6– En passant, comment la situation a-t-elle évolué aux points d’entrée irréguliers ?

De façon radicale. On l’a dit, la décision de la Cour suprême ne concerne pas la brèche qu’est venue colmater la refonte de l’accord. Mais on n’a qu’à survoler les chiffres fournis par la Gendarmerie royale du Canada pour constater à quel point la donne a changé : au mois d’avril 2023, on a comptabilisé 85 interceptions, dont 69 au Québec. En avril 2022, on en avait dénombré 2805. Du côté de l’Agence des services frontaliers du Canada, on a traité 618 demandes entre les points d’entrée désignés entre le 25 mars et le 28 mai. En 2022, pour les mois d’avril et de mai, il y en avait eu 7465.

L’histoire jusqu’ici

2002

Dans un contexte post-11–Septembre où les pays resserrent leurs contrôles frontaliers, le Canada et les États-Unis signent l’Entente sur les tiers pays sûrs.
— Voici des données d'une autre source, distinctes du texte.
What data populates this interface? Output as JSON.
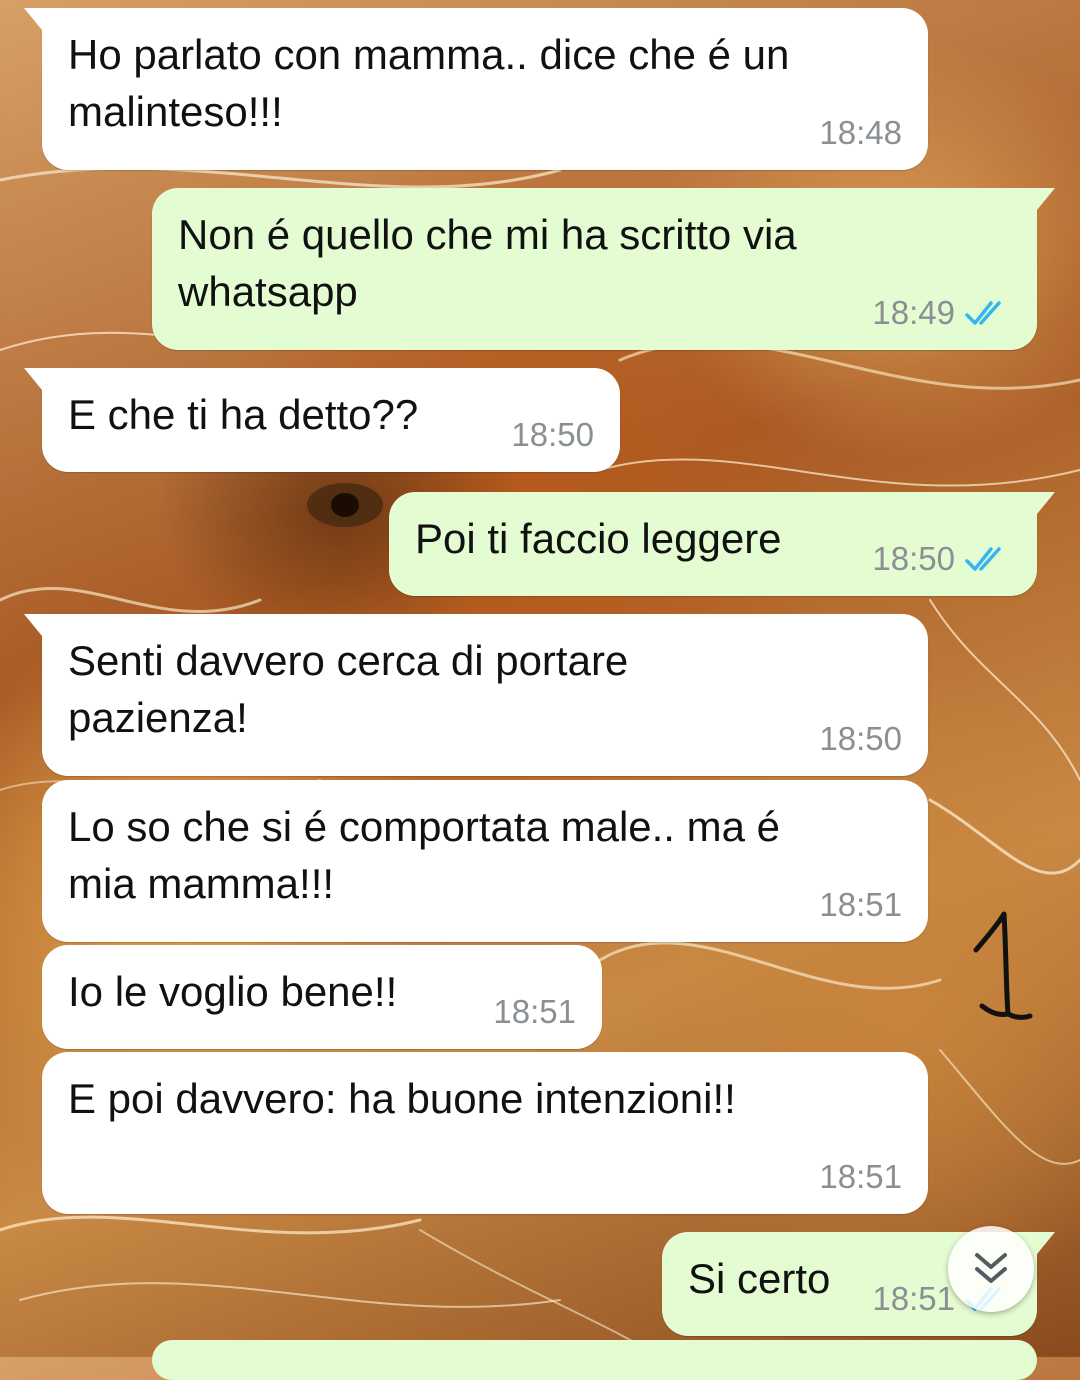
{
  "colors": {
    "incoming_bubble": "#ffffff",
    "outgoing_bubble": "#e4fcd1",
    "timestamp": "#8a8f93",
    "read_ticks": "#34b7f1",
    "wallpaper_theme": "lion mane, orange and gold"
  },
  "messages": [
    {
      "direction": "incoming",
      "text": "Ho parlato con mamma.. dice che é un\nmalinteso!!!",
      "time": "18:48"
    },
    {
      "direction": "outgoing",
      "text": "Non é quello che mi ha scritto via\nwhatsapp",
      "time": "18:49",
      "status": "read"
    },
    {
      "direction": "incoming",
      "text": "E che ti ha detto??",
      "time": "18:50"
    },
    {
      "direction": "outgoing",
      "text": "Poi ti faccio leggere",
      "time": "18:50",
      "status": "read"
    },
    {
      "direction": "incoming",
      "text": "Senti davvero cerca di portare\npazienza!",
      "time": "18:50"
    },
    {
      "direction": "incoming",
      "text": "Lo so che si é comportata male.. ma é\nmia mamma!!!",
      "time": "18:51"
    },
    {
      "direction": "incoming",
      "text": "Io le voglio bene!!",
      "time": "18:51"
    },
    {
      "direction": "incoming",
      "text": "E poi davvero: ha buone intenzioni!!",
      "time": "18:51"
    },
    {
      "direction": "outgoing",
      "text": "Si certo",
      "time": "18:51",
      "status": "read"
    }
  ],
  "annotation": {
    "handwritten_mark": "1"
  },
  "icons": {
    "scroll_to_bottom": "double-chevron-down-icon",
    "read_receipt": "double-check-icon"
  }
}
L’accord entre en vigueur en 2004.

2017

Des demandeurs d’asile portent l’affaire devant la Cour fédérale, avec des organisations comme Amnistie internationale et le Conseil canadien pour les réfugiés. En juillet 2020, le tribunal statue que l’Entente enfreint la Charte canadienne des droits et libertés.

2021

La Cour d’appel fédérale infirme ce jugement. Par la suite, la Cour suprême accepte d’entendre la cause en décembre 2021 ; les plaidoiries ont lieu en octobre 2022.